Миссис Дедал плавно водила утюгом по белой нижней юбке, следуя за ритмом своих воспоминаний.
- Да, я об этом не разговариваю, конечно, но я не так уж и безразлична… До того как я вышла замуж за отца, я очень много читала. И я интересовалась всеми новыми пьесами.
- Но ведь с тех пор как вы поженились, вы оба даже ни разу не купили ни одной книги!
- Видишь ли, Стивен, твой отец не такой, как ты, его эти вещи не интересуют… Он мне рассказывал, как он в молодости пропадал на псовой охоте все время, занимался греблей на Ли. Он был больше по части спорта.
- Я догадываюсь, по какой он был части, - заметил непочтительно Стивен. - Я знаю, что он плевать хотел с высоты, что я там думаю или чего пишу.

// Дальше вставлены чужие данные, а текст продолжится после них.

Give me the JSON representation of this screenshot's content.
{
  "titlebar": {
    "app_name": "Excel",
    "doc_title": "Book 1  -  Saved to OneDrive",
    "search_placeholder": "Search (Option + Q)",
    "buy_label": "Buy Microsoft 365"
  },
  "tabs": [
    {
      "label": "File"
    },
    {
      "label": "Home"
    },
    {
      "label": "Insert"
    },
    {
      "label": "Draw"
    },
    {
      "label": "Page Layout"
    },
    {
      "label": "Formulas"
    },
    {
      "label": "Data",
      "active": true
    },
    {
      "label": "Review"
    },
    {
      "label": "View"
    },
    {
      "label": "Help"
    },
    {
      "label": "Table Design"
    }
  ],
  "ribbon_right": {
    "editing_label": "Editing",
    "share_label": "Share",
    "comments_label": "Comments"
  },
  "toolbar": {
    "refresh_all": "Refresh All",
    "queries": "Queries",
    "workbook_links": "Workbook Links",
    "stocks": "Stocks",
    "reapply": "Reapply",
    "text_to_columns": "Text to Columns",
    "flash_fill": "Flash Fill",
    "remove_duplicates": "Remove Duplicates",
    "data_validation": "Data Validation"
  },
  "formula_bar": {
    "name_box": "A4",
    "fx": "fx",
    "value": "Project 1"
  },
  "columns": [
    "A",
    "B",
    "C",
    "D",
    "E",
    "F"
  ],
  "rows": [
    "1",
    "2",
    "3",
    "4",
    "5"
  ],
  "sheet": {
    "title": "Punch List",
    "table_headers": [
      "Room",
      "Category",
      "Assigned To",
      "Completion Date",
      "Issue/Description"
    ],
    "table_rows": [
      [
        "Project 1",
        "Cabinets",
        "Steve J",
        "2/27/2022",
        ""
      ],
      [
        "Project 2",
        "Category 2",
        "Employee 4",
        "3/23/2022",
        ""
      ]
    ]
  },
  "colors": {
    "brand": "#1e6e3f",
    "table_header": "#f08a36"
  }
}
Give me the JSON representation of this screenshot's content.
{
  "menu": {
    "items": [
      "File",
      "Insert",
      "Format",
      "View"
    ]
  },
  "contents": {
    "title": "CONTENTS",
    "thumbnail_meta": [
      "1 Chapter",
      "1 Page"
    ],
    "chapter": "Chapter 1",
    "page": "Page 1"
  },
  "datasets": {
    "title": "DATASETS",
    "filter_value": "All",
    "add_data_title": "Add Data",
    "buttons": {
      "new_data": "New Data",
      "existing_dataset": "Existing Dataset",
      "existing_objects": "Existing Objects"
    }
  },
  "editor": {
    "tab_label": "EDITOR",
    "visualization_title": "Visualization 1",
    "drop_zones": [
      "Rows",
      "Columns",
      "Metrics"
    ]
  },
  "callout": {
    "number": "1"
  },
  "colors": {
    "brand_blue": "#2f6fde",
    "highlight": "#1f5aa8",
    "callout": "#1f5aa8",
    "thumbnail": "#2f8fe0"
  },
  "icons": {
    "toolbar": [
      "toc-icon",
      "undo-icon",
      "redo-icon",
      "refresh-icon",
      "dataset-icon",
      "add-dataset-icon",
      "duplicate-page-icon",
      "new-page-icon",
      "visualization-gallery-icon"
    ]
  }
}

- Ему хочется, чтобы ты сам себе проложил дорогу, продвинулся бы в жизни, - вступилась мать. - Вот в чем его амбиция. И не надо его корить за это.
- Нет-нет, что ты. Только моя-то амбиция не в этом. Меня тошнит частенько от такой жизни, по мне она уродлива и труслива.
- Что говорить, жизнь вовсе не то, что я думала о ней, когда была в девушках. Поэтому я и хотела бы почитать какого-нибудь великого писателя, понять, какой у него жизненный идеал - я правильно здесь говорю "идеал"?
- Да, но…
- Потому что иногда… не то что я ворчу на судьбу, какую мне послал Всемогущий, у меня в общем счастливая жизнь с твоим отцом - но иногда я чувствую, как хотелось бы выйти из этой вот, из реальной жизни и войти в другую… на время.
- Но это совсем неверно, это великая ошибка, которую все делают. Искусство это не бегство от жизни!
- Нет?
- Ты явно не слушала, что я говорил, или же ты не поняла. Искусство это не бегство от жизни. Это в точности противоположное. Наоборот, искусство и есть центральное выражение жизни. Художник это не штукарь, что показывает публике заводное царствие небесное. Этим попы занимаются. То, что утверждает художник, он утверждает из полноты собственной жизни, он творит… Понимаешь?
И так далее. На другой день или через день Стивен вручил матери несколько пьес для прочтения. Она прочла с большим интересом и нашла Нору Хельмер очаровательной. Доктор Штокман вызвал у нее восхищение, которое, однако, неизбежно уменьшилось, когда ее сын небрежно-кощунственно назвал этого непоколебимого бюргера "Иисусом во фраке". Но той пьесой, которую она предпочитала всем, оказалась "Дикая утка". О ней она говорила охотно и, случалось, сама начинала тему: пьеса тронула ее глубоко. Чтобы не быть обвиненным в разгоряченности и пристрастности, Стивен не побуждал ее к открытым выражениям чувств.
- Надеюсь, ты не будешь вспоминать малютку Нелл из "Лавки древностей".
- Я, конечно, люблю и Диккенса, но, по-моему, есть большая разница между малюткой Нелл и этой бедняжкой - как там ее имя?
- Хедвиг Экдал?
- Да-да, Хедвиг… это все так печально: ужасно, даже когда читаешь… Я с тобой совершенно согласна, что Ибсен замечательный писатель.
- Правда?
- Да, правда. Его пьесы на меня очень действуют.
- А ты его считаешь безнравственным?
- Ну конечно, он говорит на такие темы, Стивен, ты понимаешь… Я о них сама очень мало знаю… такие темы…
- Темы, о которых, по-твоему, вообще не следует говорить?
- Ну, в старину именно так считали, но я не уверена, что это правильно. Я не уверена, что для людей хорошо оставаться в полном неведении…
- Тогда почему не обсуждать все это открыто?
- Я думаю, это могло бы повредить некоторым - тем, кто необразованны, неуравновешенны. Характеры у людей такие разные. Ты-то, возможно…
- Давай обо мне не будем… Ты думаешь, эти пьесы не подходят, чтобы их читали?
- Нет, я считаю, это по-настоящему чудесные пьесы.
- И не безнравственные?
- Мне кажется, Ибсен… у него необыкновенное знание человеческой природы… И мне кажется, иногда человеческая природа - это что-то совершенно необыкновенное.